For folks who cannot afford cars or choose not to own or operate them, ST3 is a huge mobility boost. A Harvard longitudinal study has also shown that commute time is the single strongest indicator of upward social mobility and escaping the cycle of poverty. As grassroots advocacy organization Seattle Subway has pointed out, more than 58 percent light rail riders make below the King County median income. Does the fact some low-income folks might have to transfer to light rail mean they won’t use it? By and large, I think not. That’s not how it works now.
Finally, the climate criticism of ST3 goes that the 130,000 tons of carbon dioxide emissions that Sound Transit promises to reduce in 2040 is “negligible” or insignificant, given that’s a fraction of overall projected regional carbon pollution. First off, 130,000 tons of carbon dioxide per year is not negligible. But the larger issue here is that Sound Transit ridership projections are conservative. Since Sound Transit was restructured, it has stuck to conservative projections and timelines to avoid the pitfalls of the earlier organization. That conservative caution means Sound Transit doesn’t factor future land use changes into its projections.
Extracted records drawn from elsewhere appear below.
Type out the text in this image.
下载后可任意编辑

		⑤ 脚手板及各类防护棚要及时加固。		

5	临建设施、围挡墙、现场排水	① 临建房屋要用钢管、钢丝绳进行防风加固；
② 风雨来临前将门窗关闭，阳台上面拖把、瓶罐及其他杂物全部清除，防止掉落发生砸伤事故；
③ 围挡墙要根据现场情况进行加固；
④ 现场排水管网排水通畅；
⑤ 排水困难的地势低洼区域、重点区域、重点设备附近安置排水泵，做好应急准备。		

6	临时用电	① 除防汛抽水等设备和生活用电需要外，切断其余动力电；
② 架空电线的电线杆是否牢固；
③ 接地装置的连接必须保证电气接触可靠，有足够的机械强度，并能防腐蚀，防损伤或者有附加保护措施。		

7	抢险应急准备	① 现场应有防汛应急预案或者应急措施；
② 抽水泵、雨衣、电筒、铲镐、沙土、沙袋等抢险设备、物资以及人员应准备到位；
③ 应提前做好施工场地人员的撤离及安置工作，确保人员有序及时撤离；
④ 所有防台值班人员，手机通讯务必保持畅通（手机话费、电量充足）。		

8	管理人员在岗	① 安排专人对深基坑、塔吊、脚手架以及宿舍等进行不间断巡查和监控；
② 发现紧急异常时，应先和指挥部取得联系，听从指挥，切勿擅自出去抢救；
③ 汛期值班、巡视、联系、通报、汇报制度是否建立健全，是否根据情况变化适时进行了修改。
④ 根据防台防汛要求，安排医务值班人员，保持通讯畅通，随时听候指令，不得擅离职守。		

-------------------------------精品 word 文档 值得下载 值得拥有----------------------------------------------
Due to the aggressive zoning changes outlined earlier, station areas will likely be much more densely populated than in Sound Transit’s projection models. As a transit agency, it’s not in the business of quantifying cascading effects such as the number of people who will forego car ownership, given expanded light rail. I expect ST3 will save a lot more than 130,000 tons of carbon dioxide in 2040 and earn back its embodied carbon load many times over as its ridership grows and grows with the region. Over time, it will truly transform the region by guiding land use patterns and providing an increasingly enticing alternative to car commuting.
And finally, no argument against ST3 would be complete without echoing the rumor that buses can provide the same quality service more cheaply. Buses can approximate light rail service inexpensively only when it does not seek the same reliability and quality. Dedicated lanes, intersection treatments, high-quality stations, electrifying or using battery powered buses — these things are all expensive.
Heidi Groover said it best in her definitive takedown of anti-ST3 arguments: “In 2005, Sound Transit studied both light rail and bus rapid transit with its own right-of-way between Seattle and Bellevue. They found that the costs would be similar and ridership would be higher on light rail. Buses have a role to play in mass transit, but they’re never going to do what trains can do.”
As far as ST3 accelerating sprawl, Seattle’s suburbs have already demonstrated a desire to break out of their sprawl habits, as seen in the land- use changes ahead of light rail. Lest we forget, the Growth Management Act and VISION 2040 plan from the King County Regional Council are extra insurance policies to greatly limit the ability of the powers-that-be to bulldoze rural, resource, and natural lands. A “no” vote on ST3 is a sure way to unravel all of that and add fuel to the cries to expand urban growth boundary.
If we are truly focused on sustainability in this region, we need to think in terms of longer time spans. That means Sound Transit’s cost-benefit analysis, which shows ST3 isn’t a net benefit for the region until 2071, is actually quite OK. We should be thinking long-term to fundamentally transform our economy away from fossil fuels and the suburban sprawl machine. The amount of urbanization that some ST3 critics like Durning advocate for requires an ambitious transportation plan with long-term regional planning.
Sound Transit delivered. We should not turn our backs now.